What is really needed is to reduce the amount of work the service has to do to establish authorization, without

doing so by looking up the actual person However the traditional view of people being given roles does not work

very well in the grid either. The main issues are that it is very difficult to give people meaningful roles, and people

understand different things by those roles. These systems also tend to lose the security granularity to the stage

where it is difficult to determine who uses a system if you need to. They do however make authorization much

simpler as you are only checking whether a certain role can use a service. Therefore what is actually needed is the

flexibility of a role based system, but with the potential to hold the same amount of information as the current

systems. This is a somewhat daunting task as at first it would appear that the two methods are in direct opposition

to each other. However it is possible to augment the two successfully, as described below:

Role Augmented X.509 Authorization (RAXA)

In order to make this security model as simple as possible. Basically Globus(general grid infrastructure(model))

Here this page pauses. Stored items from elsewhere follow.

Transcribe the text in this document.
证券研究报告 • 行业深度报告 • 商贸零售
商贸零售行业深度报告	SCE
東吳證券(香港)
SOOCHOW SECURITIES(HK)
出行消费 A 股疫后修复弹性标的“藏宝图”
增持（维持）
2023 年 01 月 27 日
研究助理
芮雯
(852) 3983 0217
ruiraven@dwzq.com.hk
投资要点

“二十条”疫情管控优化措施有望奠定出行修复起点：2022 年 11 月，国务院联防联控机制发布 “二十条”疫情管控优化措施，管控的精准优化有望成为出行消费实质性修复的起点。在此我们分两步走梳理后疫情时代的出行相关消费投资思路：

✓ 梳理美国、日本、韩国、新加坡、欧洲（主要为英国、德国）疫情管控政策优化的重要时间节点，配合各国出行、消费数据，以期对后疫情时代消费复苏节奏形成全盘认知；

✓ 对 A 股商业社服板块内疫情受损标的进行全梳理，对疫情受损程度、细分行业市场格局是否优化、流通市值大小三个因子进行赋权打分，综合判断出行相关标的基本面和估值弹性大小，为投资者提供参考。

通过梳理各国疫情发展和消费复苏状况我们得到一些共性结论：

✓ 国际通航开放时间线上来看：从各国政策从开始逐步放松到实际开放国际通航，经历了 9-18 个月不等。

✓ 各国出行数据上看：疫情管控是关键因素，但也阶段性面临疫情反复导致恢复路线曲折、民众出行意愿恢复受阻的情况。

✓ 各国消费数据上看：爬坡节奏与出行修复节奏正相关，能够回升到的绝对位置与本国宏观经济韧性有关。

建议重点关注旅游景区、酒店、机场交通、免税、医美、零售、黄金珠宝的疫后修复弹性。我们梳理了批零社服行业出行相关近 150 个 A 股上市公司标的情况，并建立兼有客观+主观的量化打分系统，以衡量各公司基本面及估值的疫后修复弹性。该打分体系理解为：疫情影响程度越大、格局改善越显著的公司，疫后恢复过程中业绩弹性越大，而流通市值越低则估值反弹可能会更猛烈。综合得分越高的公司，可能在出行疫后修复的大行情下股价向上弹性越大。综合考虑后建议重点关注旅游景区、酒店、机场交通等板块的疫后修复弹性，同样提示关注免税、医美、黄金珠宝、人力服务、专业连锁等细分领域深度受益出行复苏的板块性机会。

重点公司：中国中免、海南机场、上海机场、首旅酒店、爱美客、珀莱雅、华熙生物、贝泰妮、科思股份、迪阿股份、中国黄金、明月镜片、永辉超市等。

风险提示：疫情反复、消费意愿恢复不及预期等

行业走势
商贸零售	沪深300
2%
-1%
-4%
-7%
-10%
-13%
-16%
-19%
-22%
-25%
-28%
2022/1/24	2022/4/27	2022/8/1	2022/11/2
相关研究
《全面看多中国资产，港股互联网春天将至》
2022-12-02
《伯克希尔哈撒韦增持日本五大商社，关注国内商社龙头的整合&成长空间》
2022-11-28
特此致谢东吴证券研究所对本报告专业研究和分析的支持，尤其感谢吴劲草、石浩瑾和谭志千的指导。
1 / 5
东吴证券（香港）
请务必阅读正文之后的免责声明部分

uses X.509 certificates for authentication and authorization purposes. One of the problems with this approach is

related to the way in which authorization occurs. The existing Globus security model only authorizes individuals to

use machines, rather than groups of people. As the X.509 protocol is virtually standardized and well accepted this

document wisely does not alter its operation in any way. It does however add to the authentication and

authorization process an extra piece of evidence besides the X.509 certificate itself. This evidence is held within a

separate file that accompanies the certificate. This approach avoids the need to re-engineer the existing X.509

format to add any extra fields. This proposal assumes a user may wish to have more than one “role” relating to

them in the file. In its present form this information cannot be used as a validation mechanism due to its lack of

credibility. Meaning anybody could write the entire accompanying file or alter it, or lie about their role in the

company; therefore it is clear that individual users could not be trusted to write their own entries for security

reasons. Thus a user could request an entry from a trusted centralized authority at each company / VO, which

could in turn write the entry itself and send it to the user (after checking on the users request). However this still

poses the problem that the user could change the entry when they receive it. In order to secure the individual

entries from tampering and to prove who created them a type of digital signature can be created.

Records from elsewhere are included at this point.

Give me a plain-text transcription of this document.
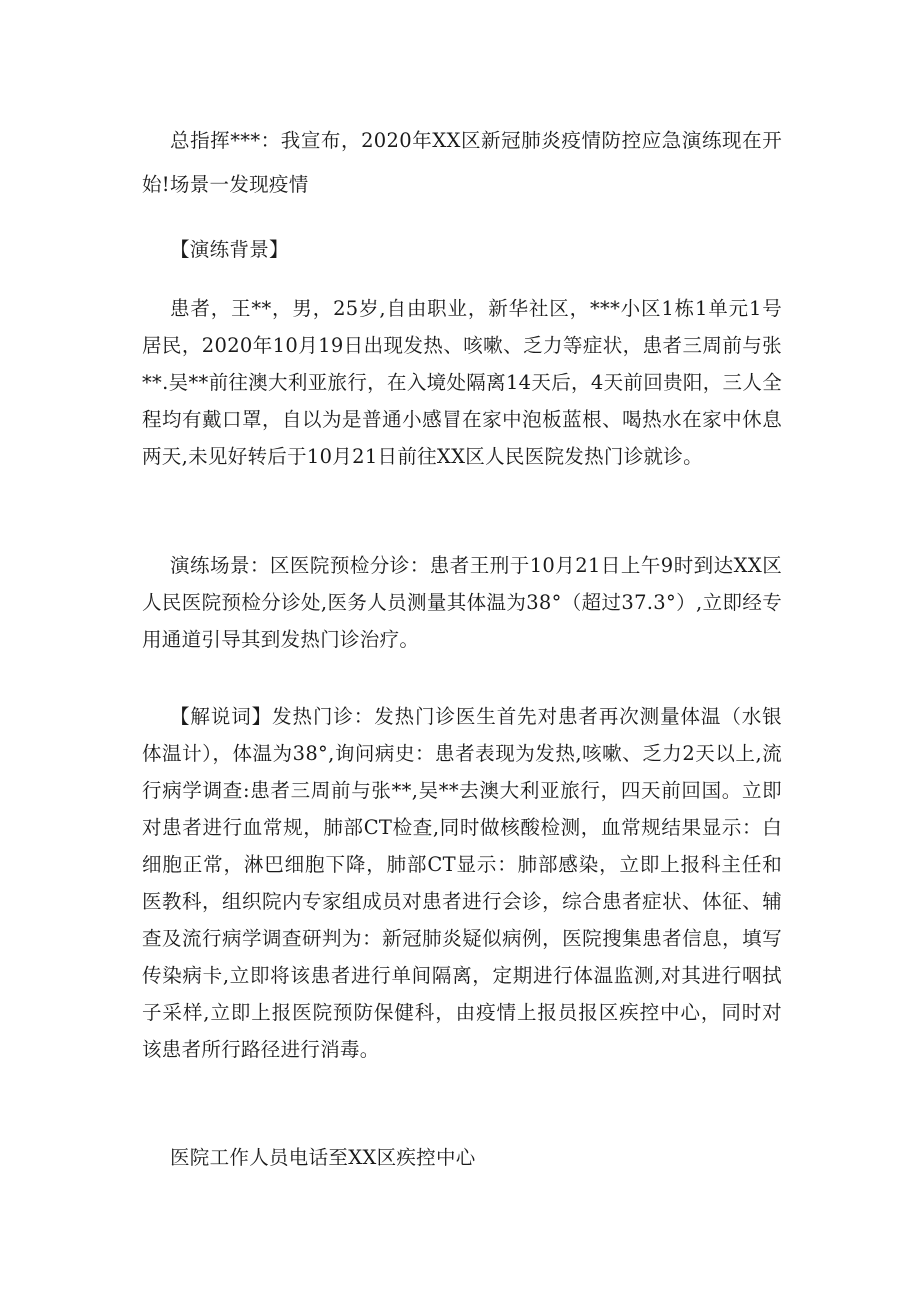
总指挥***：我宣布，2020年XX区新冠肺炎疫情防控应急演练现在开始!场景一发现疫情

【演练背景】

患者，王**，男，25岁,自由职业，新华社区，***小区1栋1单元1号居民，2020年10月19日出现发热、咳嗽、乏力等症状，患者三周前与张**.吴**前往澳大利亚旅行，在入境处隔离14天后，4天前回贵阳，三人全程均有戴口罩，自以为是普通小感冒在家中泡板蓝根、喝热水在家中休息两天,未见好转后于10月21日前往XX区人民医院发热门诊就诊。

演练场景：区医院预检分诊：患者王刑于10月21日上午9时到达XX区人民医院预检分诊处,医务人员测量其体温为38°（超过37.3°）,立即经专用通道引导其到发热门诊治疗。

【解说词】发热门诊：发热门诊医生首先对患者再次测量体温（水银体温计），体温为38°,询问病史：患者表现为发热,咳嗽、乏力2天以上,流行病学调查:患者三周前与张**,吴**去澳大利亚旅行，四天前回国。立即对患者进行血常规，肺部CT检查,同时做核酸检测，血常规结果显示：白细胞正常，淋巴细胞下降，肺部CT显示：肺部感染，立即上报科主任和医教科，组织院内专家组成员对患者进行会诊，综合患者症状、体征、辅查及流行病学调查研判为：新冠肺炎疑似病例，医院搜集患者信息，填写传染病卡,立即将该患者进行单间隔离，定期进行体温监测,对其进行咽拭子采样,立即上报医院预防保健科，由疫情上报员报区疾控中心，同时对该患者所行路径进行消毒。

医院工作人员电话至XX区疾控中心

**Role entry consists of Name of organization, Unique identifier from X.509 certificate, Date Issued, Date of

Expiry

Conclusion

In conclusion it is easy to see that the requirements of grid computing are complex, and in order to encompass new

abilities and even a new interface paradigm, a number of changes are inevitable. This report highlights in

particular issues relating to Globus, and the use of the X.509 certificate model for authentication purposes. This

report also put forward a new form of Role based Action Control (RBAC)in the form of the RAXA extension

proposal. Given the complexities of grid computing it is possible that RBAC mechanisms may play a part in the

future of grid computing in order to streamline access rights. However a considerable amount of work would be

required in the area to determine what level of integration with existing mechanisms is feasible.